Efficient method for finding KNN of all nodes in a KD-Tree

St. John Johnson picture St. John Johnson · Mar 26, 2010 · Viewed 11k times · Source

I'm currently attempting to find K Nearest Neighbor of all nodes of a balanced KD-Tree (with K=2).

My implementation is a variation of the code from the Wikipedia article and it's decently fast to find KNN of any node O(log N).

The problem lies with the fact that I need to find KNN of each node. Coming up with about O(N log N) if I iterate over each node and perform the search.

Is there a more efficient way to do this?

Answer

Ryan Cox picture Ryan Cox · Mar 26, 2010

Depending on your needs, you may want to experiment with approximate techniques. For details, checkout Arya and Mount's work on the subject. A key paper is here. BigO complexity details are located in their '98 paper.

A graphical illustration of the work is shown below:

alt text

Source: http://www.cs.umd.edu/~mount/ANN/Images/annspeckle.gif

I have used their library on very high dimensional datasets with hundreds of thousands of elements.

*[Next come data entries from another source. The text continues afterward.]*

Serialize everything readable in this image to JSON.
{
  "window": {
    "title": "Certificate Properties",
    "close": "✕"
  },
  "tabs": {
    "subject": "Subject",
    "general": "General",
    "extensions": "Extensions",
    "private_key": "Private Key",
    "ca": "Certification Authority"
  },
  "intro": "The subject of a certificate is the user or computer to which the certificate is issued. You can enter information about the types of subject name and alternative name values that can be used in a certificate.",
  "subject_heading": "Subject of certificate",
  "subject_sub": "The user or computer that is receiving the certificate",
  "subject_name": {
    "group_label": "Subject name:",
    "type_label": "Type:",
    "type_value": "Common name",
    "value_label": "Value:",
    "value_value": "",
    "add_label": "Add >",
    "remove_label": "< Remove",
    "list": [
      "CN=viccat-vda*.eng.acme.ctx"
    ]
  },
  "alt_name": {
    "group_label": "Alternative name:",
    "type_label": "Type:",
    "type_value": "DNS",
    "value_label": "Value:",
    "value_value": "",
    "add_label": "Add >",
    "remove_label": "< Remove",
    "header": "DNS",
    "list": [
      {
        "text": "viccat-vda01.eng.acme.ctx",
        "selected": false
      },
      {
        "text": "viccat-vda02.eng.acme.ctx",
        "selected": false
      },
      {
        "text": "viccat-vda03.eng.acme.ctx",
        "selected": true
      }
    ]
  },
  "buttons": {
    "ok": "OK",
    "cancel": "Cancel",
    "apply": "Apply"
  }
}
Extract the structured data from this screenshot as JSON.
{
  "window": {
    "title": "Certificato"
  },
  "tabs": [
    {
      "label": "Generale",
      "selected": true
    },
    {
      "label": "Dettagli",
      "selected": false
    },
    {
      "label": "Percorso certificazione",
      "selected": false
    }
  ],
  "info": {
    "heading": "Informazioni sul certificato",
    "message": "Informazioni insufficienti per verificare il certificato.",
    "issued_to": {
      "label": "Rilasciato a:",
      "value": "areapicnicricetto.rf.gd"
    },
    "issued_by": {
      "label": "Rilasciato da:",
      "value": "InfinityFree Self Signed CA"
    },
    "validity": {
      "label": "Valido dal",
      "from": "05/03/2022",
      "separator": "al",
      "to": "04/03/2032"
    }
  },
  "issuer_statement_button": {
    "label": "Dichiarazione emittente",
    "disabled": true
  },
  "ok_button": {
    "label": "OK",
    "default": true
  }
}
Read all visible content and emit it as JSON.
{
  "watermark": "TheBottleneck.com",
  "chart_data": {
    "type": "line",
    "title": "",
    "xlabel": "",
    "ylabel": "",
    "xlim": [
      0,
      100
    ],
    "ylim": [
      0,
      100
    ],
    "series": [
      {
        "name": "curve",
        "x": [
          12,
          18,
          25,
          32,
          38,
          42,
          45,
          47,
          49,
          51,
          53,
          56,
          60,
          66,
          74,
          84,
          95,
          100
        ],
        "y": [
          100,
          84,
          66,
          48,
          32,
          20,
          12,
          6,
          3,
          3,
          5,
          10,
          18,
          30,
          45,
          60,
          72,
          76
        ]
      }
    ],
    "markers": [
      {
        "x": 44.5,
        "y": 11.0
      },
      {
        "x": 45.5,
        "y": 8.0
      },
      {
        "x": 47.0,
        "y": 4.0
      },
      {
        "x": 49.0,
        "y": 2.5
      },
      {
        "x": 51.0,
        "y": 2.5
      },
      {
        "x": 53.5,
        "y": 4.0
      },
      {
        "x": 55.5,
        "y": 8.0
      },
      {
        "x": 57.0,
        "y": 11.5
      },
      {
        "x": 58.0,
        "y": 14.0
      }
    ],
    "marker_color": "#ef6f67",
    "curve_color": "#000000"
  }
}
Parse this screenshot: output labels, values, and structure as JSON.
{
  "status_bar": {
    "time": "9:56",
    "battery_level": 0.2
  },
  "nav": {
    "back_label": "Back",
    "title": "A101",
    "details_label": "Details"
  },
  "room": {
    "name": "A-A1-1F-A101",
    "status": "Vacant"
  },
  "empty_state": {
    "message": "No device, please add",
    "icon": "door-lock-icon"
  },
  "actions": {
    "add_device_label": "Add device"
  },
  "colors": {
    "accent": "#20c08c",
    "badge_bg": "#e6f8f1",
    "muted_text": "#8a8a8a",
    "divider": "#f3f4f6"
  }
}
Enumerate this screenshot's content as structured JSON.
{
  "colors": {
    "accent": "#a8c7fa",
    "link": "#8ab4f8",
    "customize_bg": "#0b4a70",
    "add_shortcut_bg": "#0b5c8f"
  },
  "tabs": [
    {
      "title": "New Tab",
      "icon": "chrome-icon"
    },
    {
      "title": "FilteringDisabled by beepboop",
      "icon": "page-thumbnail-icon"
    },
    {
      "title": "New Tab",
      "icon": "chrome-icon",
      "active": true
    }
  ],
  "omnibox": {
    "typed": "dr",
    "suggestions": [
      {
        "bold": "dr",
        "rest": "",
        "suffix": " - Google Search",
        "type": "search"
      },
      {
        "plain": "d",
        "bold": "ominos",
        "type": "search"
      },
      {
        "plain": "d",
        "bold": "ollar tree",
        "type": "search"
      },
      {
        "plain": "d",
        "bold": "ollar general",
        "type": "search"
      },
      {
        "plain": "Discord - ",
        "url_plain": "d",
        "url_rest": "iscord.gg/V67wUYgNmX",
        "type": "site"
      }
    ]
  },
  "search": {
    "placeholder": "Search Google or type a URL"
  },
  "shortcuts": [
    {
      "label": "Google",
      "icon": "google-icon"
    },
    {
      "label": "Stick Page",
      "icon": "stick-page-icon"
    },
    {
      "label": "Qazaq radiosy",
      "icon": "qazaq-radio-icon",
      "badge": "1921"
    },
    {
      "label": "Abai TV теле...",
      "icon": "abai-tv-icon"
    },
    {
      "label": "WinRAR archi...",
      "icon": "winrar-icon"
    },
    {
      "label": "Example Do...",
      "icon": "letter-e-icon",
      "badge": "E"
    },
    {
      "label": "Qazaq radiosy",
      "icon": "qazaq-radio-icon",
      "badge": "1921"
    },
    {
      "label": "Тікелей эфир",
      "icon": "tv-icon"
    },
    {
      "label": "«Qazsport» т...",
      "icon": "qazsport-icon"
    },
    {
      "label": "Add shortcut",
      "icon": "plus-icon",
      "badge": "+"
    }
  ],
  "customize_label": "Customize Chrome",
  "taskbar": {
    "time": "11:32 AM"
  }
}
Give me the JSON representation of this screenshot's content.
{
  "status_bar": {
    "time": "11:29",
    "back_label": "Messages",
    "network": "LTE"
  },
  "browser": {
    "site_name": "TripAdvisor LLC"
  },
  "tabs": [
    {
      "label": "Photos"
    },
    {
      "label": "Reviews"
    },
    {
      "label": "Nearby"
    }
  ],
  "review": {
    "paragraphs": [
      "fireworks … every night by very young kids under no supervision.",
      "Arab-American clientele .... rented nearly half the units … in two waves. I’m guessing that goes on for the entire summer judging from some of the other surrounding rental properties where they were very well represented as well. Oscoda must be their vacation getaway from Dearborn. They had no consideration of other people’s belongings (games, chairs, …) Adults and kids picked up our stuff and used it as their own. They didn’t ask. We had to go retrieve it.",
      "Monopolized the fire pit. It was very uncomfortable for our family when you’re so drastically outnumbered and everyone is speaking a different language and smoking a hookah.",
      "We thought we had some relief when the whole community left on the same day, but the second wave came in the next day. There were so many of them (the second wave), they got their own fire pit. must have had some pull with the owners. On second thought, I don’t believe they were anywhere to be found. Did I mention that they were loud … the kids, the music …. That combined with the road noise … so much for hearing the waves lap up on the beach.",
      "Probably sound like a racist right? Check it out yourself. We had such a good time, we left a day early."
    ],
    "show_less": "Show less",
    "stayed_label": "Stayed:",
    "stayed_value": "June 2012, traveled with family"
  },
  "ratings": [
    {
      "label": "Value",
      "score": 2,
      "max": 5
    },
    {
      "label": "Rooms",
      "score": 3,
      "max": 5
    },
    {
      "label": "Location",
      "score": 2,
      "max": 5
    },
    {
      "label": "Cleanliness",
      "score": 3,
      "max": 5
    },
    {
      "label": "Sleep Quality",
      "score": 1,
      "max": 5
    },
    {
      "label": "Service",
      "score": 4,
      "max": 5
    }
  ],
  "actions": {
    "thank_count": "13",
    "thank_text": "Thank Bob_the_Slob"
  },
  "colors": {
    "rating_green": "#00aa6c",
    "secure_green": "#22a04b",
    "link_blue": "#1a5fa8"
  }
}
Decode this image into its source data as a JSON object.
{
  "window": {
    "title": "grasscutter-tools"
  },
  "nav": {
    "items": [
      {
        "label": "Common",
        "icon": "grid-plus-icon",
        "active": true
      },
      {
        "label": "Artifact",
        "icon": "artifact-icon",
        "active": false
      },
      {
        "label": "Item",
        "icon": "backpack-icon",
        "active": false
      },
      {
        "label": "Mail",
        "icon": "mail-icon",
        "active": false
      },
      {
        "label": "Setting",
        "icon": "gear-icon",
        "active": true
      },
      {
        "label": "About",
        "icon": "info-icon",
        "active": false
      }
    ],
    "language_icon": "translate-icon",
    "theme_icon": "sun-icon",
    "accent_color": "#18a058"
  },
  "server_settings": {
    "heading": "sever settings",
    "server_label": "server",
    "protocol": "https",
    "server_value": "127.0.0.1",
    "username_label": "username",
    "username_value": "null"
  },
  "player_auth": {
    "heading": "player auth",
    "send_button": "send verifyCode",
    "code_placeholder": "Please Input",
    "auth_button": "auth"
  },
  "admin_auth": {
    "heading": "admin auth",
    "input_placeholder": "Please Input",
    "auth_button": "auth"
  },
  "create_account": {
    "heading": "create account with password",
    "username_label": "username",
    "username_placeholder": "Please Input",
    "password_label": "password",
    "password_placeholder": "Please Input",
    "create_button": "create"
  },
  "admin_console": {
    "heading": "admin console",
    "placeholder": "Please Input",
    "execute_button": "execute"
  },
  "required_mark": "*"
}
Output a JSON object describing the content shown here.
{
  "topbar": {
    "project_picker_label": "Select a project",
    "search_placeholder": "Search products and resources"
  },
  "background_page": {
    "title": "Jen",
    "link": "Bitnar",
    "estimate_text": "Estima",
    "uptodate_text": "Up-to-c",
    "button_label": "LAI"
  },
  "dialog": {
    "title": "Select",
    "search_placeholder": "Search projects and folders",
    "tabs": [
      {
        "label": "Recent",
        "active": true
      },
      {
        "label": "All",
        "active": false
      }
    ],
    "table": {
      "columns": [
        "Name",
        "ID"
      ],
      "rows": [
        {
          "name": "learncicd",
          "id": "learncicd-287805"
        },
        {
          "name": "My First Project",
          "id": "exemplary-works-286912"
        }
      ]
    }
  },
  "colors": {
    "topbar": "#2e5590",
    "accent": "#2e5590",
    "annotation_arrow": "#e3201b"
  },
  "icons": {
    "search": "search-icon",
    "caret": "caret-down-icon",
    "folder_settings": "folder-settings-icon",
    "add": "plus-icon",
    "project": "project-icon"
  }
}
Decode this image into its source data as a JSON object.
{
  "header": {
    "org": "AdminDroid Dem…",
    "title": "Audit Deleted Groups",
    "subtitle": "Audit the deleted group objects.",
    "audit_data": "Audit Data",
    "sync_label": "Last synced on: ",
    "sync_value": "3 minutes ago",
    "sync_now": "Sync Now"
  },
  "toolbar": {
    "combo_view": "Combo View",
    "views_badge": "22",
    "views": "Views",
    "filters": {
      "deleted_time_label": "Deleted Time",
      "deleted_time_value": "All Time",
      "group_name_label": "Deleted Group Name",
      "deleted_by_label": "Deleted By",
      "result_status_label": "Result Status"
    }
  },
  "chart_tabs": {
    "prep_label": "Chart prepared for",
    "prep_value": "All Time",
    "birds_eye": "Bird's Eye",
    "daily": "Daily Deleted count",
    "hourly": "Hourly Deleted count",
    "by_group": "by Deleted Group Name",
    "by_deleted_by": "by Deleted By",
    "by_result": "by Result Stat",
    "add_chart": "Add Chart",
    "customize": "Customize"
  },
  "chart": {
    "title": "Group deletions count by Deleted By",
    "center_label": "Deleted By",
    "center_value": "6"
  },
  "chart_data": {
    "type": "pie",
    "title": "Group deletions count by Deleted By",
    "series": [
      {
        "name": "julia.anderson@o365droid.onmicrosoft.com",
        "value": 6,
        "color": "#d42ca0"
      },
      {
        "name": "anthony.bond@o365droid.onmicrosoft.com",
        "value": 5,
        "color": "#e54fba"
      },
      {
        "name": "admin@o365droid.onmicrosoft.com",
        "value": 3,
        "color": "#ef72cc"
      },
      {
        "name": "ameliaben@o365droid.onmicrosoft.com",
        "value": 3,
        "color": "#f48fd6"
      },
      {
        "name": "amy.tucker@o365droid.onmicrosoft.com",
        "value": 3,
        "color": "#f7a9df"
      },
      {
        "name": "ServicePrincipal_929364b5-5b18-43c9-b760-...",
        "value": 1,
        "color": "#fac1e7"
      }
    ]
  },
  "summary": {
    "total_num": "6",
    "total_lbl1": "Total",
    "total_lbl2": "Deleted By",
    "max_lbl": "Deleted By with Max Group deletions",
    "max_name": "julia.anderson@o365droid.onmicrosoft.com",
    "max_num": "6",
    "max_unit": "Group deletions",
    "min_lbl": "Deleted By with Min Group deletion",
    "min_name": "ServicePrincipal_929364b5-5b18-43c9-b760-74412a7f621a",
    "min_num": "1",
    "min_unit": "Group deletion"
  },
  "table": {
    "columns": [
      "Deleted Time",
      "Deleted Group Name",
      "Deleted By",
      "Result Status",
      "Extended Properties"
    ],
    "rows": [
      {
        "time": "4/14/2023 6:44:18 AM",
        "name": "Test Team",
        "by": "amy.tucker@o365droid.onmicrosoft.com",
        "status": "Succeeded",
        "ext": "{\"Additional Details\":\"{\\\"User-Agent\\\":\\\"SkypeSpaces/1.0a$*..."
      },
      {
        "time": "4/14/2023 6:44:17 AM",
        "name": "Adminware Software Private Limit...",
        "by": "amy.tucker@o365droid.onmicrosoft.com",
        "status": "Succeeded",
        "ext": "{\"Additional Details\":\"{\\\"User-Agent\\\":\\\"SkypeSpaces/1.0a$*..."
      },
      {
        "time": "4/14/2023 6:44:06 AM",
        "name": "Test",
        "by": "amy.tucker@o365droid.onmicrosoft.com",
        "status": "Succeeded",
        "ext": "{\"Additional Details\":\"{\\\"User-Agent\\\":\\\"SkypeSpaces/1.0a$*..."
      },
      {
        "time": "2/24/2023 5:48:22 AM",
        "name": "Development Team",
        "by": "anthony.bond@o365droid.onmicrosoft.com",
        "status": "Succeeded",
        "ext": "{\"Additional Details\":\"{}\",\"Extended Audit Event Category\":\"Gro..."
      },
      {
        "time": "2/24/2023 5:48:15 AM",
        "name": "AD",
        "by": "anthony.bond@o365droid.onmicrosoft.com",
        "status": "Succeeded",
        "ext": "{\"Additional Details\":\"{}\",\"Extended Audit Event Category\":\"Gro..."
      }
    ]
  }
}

It's faster than anything else I found. The library handles both exact and approximate searches. The package contains some CLI utilities that you can use to easily experiment with your dataset; and even visualize the kd-tree ( see above ).

FWIW: I used the R Bindings.

From ANN's manual:

...it has been shown by Arya and Mount [AM93b] and Arya, et al. [AMN+98] that if the user is willing to tolerate a small amount of error in the search (returning a point that may not be the nearest neighbor, but is not significantly further away from the query point than the true nearest neighbor) then it is possible to achieve significant improvements in run- ning time. ANN is a system for answering nearest neighbor queries both exactly and approximately.